Research by the shadow housing, communities and local government team has found trading standards budgets have fallen from £213m nine years ago to £105m in 2019, with the number of dedicated officers falling by 56%.
Labour said more people are now at risk of fraud as a result, with inspections replaced by councils just responding to consumer complaints.
The government’s strengthening national capacity for product safety strategy 2018-2020, published earlier this month by the Office for Product Safety & Standards, was billed as a “important milestone” in work to “enhance and strengthen protections from unsafe goods and the harm they can inflict”.
Measures include creating a national unit to lead engagement with councils and an upscaling of market surveillance.

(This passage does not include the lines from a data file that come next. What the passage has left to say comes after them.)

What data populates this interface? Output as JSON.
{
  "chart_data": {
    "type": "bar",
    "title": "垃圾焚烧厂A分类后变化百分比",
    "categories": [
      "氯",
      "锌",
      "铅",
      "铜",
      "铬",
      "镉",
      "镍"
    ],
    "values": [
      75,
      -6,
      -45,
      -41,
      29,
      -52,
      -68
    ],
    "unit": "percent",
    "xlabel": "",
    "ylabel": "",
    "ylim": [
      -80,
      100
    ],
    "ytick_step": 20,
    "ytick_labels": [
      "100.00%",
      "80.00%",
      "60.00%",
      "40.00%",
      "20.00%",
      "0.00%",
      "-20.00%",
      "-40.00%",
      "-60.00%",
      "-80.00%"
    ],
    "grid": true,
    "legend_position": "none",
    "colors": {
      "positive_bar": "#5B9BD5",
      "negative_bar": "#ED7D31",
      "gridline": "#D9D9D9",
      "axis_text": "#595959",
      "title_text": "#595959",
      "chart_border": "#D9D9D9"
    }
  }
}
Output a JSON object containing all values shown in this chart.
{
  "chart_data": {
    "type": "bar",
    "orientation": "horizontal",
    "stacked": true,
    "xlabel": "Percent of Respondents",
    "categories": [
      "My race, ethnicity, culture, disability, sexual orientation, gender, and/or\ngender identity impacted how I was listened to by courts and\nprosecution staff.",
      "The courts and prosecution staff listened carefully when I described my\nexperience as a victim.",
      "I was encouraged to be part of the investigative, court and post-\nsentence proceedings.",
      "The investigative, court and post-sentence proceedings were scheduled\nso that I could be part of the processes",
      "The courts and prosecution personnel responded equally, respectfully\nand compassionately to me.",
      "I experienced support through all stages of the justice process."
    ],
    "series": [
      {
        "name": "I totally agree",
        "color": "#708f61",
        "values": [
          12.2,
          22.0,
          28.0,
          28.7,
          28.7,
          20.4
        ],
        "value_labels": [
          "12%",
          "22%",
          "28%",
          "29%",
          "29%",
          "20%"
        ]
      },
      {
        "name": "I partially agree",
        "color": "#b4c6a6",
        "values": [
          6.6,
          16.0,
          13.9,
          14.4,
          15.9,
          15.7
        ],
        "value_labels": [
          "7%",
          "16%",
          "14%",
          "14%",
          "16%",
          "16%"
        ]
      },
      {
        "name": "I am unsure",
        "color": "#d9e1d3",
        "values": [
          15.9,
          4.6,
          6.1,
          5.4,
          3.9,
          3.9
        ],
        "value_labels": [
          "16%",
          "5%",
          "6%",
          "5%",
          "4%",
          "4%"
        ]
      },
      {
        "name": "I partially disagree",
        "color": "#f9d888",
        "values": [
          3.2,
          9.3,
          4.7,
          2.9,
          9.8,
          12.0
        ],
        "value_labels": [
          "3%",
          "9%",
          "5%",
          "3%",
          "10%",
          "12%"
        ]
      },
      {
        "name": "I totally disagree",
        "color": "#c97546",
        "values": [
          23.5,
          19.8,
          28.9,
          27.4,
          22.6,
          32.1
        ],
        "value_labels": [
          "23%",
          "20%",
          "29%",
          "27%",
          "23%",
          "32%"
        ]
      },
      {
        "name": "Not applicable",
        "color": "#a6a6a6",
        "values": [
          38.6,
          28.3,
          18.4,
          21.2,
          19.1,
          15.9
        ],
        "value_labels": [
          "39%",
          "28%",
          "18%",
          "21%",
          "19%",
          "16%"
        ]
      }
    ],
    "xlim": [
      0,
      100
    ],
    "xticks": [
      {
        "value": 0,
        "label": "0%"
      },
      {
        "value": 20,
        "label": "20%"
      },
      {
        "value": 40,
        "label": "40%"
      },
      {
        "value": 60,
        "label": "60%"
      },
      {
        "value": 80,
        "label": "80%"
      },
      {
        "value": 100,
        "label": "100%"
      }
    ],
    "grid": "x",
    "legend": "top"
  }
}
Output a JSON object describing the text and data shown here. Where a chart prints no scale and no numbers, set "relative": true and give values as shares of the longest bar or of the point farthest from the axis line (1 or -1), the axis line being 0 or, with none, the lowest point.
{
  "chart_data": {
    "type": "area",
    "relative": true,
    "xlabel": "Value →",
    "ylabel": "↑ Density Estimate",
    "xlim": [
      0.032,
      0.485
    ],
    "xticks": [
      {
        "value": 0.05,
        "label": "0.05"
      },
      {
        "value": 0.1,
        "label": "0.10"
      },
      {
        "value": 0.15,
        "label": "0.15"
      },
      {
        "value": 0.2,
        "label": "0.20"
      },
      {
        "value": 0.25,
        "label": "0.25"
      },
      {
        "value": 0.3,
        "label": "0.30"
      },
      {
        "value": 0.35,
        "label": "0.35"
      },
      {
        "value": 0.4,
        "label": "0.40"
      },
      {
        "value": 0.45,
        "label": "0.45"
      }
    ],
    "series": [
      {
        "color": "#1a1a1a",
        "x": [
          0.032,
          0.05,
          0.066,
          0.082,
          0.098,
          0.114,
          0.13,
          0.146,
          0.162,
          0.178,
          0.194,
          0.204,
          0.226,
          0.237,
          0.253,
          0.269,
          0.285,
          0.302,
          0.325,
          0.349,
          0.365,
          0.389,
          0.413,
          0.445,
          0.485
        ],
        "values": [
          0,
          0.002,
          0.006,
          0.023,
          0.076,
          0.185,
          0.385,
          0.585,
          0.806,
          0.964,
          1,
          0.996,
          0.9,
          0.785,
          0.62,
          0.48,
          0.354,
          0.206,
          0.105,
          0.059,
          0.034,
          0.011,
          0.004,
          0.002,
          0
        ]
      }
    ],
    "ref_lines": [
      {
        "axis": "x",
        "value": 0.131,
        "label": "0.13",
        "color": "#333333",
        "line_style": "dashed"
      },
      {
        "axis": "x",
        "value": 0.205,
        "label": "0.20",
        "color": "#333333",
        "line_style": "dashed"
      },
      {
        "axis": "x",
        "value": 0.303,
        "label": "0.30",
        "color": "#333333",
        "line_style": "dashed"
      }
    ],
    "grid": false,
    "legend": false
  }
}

Shadow communities secretary Andrew Gwynne said cuts to council funding had turned trading standards “into a husk of what they once were”.
He added: “After Brexit, we need to ensure that our trading standards have the resources they need to ensure that unsafe goods are not allowed to flood the market - but yet, the government continues to cut funding for local authorities, with the funding gap expected to grow to £8bn by 2025.
“Our communities desperately need a Labour government to ensure that our councils have the sustainable funding that they need.”
A government spokesperson said: “The government’s top priority is to keep people safe, which is why we are providing UK consumers with the highest ever levels of protection, investing £12m each year in the product safety system through the new Office for Product Safety & Standards.
“Funding for trading standards is a matter for local authorities based on local need.
“Over the next two years, we are providing councils with £90.7bn to help them meet the needs of their residents.”